Y en ambas coordenadas, sobre el asfalto que cubre al río desde Mixcoac hasta el Foro Sol, autos. Dorados por un sol que en estas elevaciones se esmera por impregnar poesía al desastre urbano, miles y miles de autos circulan inquietos, estresados, tensos, rabiosos, desesperados. Es fascinante estar en calma, sin prisas, con las manos apoyadas en el negro barandal desgastado, y observar filosóficamente a los conductores que enfadados tocan el claxon porque no llegarán a tiempo, porque el taxi se les metió bruscamente o, en realidad, porque nacieron aquí y no en Helsinki. Los examinas con calma mordaz (“ustedes tristes allí, yo feliz acá”) mientras tus pies pisan el suelo del puente. Ahora baja la vista: ahí siguen las huellas que las ardillas dejaron en 1963, cuando el Puente Filipinas se construyó. En ese tiempo, sus 20 metros lineales de suelo eran una lechada de cemento aguada que pisaron esos animales. Pobrecitos, debieron civilizarse y aprender a subir escaleras, cuando antes solo trepaban ocotes, nogales o manzanillos, árboles sobrevivientes que desde el puente aún puedes tocar.

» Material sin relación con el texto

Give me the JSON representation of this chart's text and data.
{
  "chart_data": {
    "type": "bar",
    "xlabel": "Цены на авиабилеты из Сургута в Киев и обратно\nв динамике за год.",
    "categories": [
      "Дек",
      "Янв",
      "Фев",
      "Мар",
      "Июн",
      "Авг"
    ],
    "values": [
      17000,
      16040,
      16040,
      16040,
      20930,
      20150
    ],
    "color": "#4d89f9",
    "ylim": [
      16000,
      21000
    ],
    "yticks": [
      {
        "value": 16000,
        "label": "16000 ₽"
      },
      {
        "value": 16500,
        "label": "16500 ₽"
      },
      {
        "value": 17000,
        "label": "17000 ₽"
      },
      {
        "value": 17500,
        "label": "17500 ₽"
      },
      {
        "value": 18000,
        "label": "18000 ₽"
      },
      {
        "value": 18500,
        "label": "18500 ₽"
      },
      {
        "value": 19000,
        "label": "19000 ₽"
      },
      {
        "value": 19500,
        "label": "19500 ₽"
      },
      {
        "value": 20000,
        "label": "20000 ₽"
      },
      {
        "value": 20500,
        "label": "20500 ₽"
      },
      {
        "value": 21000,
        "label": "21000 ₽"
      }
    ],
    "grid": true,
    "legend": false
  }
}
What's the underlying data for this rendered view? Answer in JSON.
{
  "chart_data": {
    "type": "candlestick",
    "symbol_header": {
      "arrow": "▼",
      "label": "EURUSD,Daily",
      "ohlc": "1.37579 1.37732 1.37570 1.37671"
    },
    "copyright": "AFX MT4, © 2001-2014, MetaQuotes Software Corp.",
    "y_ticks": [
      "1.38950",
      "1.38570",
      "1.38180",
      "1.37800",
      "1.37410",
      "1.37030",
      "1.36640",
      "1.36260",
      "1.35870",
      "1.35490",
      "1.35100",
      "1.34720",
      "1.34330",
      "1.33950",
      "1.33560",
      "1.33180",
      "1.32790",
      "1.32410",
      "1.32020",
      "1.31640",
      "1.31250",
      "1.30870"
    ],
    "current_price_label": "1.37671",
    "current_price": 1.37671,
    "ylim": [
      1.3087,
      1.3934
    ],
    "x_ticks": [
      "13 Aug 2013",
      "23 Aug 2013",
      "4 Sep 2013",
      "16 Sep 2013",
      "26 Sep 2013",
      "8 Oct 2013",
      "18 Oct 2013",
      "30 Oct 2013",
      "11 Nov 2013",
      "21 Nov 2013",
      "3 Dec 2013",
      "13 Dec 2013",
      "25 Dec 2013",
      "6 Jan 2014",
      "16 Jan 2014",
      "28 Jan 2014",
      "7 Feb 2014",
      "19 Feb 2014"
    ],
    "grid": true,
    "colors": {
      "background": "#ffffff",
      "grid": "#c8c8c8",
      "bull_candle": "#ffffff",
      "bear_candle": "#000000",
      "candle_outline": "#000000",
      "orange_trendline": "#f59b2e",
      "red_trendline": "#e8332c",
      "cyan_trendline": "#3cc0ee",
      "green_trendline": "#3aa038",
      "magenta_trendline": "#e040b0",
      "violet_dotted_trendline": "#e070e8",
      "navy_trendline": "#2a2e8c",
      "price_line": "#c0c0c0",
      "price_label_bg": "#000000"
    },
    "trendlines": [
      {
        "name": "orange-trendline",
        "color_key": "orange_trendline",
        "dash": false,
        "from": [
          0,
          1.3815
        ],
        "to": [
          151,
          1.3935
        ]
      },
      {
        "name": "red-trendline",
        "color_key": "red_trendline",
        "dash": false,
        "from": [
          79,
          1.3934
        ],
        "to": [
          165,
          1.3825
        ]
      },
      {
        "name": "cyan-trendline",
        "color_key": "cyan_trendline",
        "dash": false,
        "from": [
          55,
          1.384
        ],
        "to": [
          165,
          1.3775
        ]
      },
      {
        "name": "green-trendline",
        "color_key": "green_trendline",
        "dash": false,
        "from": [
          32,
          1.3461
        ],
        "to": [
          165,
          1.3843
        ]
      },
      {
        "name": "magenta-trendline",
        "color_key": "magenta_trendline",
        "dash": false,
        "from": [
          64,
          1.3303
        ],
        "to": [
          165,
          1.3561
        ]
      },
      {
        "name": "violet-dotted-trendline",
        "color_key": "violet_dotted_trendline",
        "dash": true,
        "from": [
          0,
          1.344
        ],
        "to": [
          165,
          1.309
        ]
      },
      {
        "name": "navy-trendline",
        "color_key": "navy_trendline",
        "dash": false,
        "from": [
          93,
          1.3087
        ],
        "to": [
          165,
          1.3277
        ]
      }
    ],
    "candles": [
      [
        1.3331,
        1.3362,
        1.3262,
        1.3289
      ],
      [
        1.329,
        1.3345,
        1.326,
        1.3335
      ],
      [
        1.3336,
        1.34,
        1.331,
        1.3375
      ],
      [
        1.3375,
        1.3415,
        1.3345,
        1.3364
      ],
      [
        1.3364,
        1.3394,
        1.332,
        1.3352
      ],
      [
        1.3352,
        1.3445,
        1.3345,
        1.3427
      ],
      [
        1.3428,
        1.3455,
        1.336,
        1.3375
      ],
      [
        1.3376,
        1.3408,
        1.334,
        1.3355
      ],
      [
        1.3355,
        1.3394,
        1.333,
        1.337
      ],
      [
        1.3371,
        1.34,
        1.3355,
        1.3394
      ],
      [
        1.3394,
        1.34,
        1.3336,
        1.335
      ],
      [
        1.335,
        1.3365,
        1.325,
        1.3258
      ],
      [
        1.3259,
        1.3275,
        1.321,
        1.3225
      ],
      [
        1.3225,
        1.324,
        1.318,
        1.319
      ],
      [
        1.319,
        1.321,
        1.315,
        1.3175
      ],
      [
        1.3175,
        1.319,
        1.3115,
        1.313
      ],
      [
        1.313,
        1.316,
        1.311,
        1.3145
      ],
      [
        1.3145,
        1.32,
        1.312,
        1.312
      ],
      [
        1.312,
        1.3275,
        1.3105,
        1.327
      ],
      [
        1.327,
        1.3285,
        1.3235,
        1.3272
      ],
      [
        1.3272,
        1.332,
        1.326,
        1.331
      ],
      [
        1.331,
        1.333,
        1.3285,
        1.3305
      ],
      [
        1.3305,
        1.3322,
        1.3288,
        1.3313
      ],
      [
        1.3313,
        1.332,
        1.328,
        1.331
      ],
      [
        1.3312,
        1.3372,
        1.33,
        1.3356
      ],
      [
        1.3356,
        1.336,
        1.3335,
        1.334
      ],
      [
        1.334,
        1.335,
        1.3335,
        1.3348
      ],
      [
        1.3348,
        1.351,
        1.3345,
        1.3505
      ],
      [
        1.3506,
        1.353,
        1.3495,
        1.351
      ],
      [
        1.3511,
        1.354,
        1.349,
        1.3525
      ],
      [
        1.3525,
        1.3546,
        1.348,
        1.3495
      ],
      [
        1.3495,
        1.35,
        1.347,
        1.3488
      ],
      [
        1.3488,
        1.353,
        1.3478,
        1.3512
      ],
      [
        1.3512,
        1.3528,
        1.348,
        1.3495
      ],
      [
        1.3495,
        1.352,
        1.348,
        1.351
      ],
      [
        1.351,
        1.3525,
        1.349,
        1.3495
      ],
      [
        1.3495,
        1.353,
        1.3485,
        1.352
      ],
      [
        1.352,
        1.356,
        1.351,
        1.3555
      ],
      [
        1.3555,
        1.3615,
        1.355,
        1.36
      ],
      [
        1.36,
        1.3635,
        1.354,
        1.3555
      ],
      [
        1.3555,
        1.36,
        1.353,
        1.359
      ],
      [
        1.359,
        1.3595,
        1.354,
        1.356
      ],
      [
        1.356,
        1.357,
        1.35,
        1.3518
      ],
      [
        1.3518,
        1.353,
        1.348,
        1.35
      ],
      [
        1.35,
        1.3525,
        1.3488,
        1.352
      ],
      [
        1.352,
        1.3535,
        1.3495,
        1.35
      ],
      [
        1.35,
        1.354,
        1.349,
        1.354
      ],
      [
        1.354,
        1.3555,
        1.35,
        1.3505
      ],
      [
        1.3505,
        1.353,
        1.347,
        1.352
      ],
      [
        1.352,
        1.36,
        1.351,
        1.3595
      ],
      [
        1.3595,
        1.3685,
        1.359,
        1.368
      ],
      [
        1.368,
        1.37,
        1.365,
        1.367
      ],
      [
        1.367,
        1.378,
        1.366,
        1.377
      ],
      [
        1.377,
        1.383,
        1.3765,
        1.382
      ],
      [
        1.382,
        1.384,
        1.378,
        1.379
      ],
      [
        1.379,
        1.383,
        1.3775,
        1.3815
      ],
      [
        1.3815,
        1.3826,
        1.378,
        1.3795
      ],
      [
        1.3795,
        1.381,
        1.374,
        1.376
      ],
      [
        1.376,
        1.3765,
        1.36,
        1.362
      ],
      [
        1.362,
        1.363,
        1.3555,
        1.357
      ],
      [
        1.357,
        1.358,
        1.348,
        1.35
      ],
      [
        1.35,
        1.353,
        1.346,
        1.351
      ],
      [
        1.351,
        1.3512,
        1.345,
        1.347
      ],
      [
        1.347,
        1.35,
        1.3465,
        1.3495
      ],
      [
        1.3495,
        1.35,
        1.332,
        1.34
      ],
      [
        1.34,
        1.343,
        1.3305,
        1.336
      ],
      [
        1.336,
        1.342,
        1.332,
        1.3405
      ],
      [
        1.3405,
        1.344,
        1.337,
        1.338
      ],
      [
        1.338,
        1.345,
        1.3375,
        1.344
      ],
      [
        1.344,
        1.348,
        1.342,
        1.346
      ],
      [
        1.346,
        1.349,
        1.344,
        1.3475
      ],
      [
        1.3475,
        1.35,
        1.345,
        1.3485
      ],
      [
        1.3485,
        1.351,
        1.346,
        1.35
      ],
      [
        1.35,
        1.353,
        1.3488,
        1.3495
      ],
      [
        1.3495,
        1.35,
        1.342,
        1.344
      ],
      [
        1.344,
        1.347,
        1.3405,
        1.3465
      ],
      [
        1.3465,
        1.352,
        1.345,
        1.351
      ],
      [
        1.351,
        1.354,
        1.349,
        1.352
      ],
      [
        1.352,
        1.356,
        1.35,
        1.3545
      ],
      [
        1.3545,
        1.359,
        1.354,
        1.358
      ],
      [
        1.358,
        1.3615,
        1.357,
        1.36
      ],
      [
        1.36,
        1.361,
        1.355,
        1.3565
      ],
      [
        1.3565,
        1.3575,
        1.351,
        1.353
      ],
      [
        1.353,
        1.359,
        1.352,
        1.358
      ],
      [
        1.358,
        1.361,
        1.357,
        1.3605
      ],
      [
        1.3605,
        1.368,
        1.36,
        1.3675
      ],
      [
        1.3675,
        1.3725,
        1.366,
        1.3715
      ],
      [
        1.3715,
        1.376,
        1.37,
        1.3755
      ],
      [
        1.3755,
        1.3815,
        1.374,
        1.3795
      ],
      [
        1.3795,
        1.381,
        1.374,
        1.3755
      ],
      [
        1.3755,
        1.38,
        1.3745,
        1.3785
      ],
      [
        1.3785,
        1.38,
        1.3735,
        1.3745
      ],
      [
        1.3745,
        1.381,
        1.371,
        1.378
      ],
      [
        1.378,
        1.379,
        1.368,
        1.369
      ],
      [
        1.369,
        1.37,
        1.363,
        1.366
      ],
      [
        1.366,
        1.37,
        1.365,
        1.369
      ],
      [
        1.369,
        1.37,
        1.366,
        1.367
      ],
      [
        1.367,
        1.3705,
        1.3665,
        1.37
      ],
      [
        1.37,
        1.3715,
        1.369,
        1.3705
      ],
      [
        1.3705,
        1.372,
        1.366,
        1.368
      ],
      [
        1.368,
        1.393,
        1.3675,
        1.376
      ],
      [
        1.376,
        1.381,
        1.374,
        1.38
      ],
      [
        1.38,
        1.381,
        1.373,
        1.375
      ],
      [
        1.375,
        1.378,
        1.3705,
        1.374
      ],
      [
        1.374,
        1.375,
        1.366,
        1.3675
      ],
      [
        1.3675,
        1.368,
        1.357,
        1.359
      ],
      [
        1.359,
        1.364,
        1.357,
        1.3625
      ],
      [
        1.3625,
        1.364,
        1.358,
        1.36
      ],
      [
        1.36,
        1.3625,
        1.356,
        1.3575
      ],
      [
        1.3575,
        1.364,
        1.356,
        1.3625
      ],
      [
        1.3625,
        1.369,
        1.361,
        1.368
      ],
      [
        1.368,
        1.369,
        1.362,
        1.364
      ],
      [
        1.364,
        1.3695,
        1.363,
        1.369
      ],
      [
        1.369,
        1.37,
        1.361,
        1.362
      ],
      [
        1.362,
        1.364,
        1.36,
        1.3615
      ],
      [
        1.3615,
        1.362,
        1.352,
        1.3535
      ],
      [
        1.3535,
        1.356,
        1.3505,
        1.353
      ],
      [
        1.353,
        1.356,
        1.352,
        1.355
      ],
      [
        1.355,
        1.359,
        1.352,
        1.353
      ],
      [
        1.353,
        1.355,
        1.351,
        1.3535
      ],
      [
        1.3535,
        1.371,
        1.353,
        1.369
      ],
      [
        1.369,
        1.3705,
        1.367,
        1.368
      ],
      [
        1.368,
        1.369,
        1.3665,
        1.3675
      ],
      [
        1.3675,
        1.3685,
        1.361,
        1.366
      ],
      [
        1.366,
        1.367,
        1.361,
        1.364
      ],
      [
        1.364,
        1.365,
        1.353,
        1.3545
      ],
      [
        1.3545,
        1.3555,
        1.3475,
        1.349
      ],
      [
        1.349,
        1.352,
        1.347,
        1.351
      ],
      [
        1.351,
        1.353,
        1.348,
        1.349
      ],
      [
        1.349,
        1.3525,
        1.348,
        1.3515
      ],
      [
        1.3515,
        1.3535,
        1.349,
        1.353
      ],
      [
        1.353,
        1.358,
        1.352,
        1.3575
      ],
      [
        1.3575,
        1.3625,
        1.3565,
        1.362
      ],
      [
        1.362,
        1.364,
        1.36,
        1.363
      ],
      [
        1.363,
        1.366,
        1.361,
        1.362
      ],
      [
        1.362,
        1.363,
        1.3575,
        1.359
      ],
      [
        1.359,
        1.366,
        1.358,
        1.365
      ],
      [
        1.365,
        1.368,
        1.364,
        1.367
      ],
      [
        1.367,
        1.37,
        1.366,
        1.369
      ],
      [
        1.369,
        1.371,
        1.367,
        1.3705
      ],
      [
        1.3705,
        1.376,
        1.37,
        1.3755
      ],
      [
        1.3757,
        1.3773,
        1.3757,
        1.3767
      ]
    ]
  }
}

El 26 de abril de aquel año, asediados por los fotógrafos y entre montones de habitantes que en éste y los demás puentes atestiguaron emocionados la apertura del camino vial, el presidente Adolfo López Mateos y el regente Ernesto P. Uruchurtu cortaron muy sonrientes, en plena autopista, el listón inaugural del nuevo Río Churubusco sin río (o Circuito Interior). De niños, ellos lo habían gozado no solo con agua cristalina, sino con primorosas casas estilo victoriano, lujosos hogares con aires británicos donde vivían familias acomodadas de la Ciudad de México (ver foto). A aquellos dos políticos, entubar el río que nutría el agua de la Sierra de las Cruces no les dio ni una gota de culpa: lo único importante era evitar que se desbordara e inundara las poblaciones rivereñas. ¿La solución? Con obreros y maquinaria pesada envolver al río en un caño, cubrirlo de pavimento y cruzarlo por arriba con puentes para transeúntes. O sea, destrozarlo.

Cuando remontes el Puente Filipinas (así se llama porque nace en la calle Filipinas) estarás en la transición de dos mundos: si volteas al sur, verás el inicio del colonial, fragante y conservado Coyoacán. Y si giras la cabeza al norte, iniciará el rasposo mundo chilango de colonias como Nativitas, Postal, Álamos, Algarín, Obrera, gritonas, sudorosas y destartaladas.

Subo al Puente Filipinas y descubro, enganchado en sus barrotes, uno de esos plásticos con que se unen los six de chelas. Quizá en la altura alguien se emborrachó al confirmar el panorama de eso que ya nunca seremos: la ciudad más transparente. Tú sube, mira y, para no delinquir, disfruta tomando solo un juguito. Si es domingo a la mañana, mejor. Como se suspende el tránsito presenciarás desde arriba el paseo Muévete en Bici. No te pongas exigente; desde luego no estás en el encantador pueblito costero de Camaret-Sur-Mer viendo a los heroicos ciclistas de la Tour de Francia, pero no importa porque sí verás a otros héroes: viejitas, niños, señoras, jóvenes que pedalean entusiastas. Aunque hace mucho a todos ellos les arrancaron su río de agüita cristalina (y eso nunca tendrá remedio), son felices pedaleando en su gris Río Churubusco de concreto, asfalto y chapopote, en cuyos puentes los espían curiosos como tú.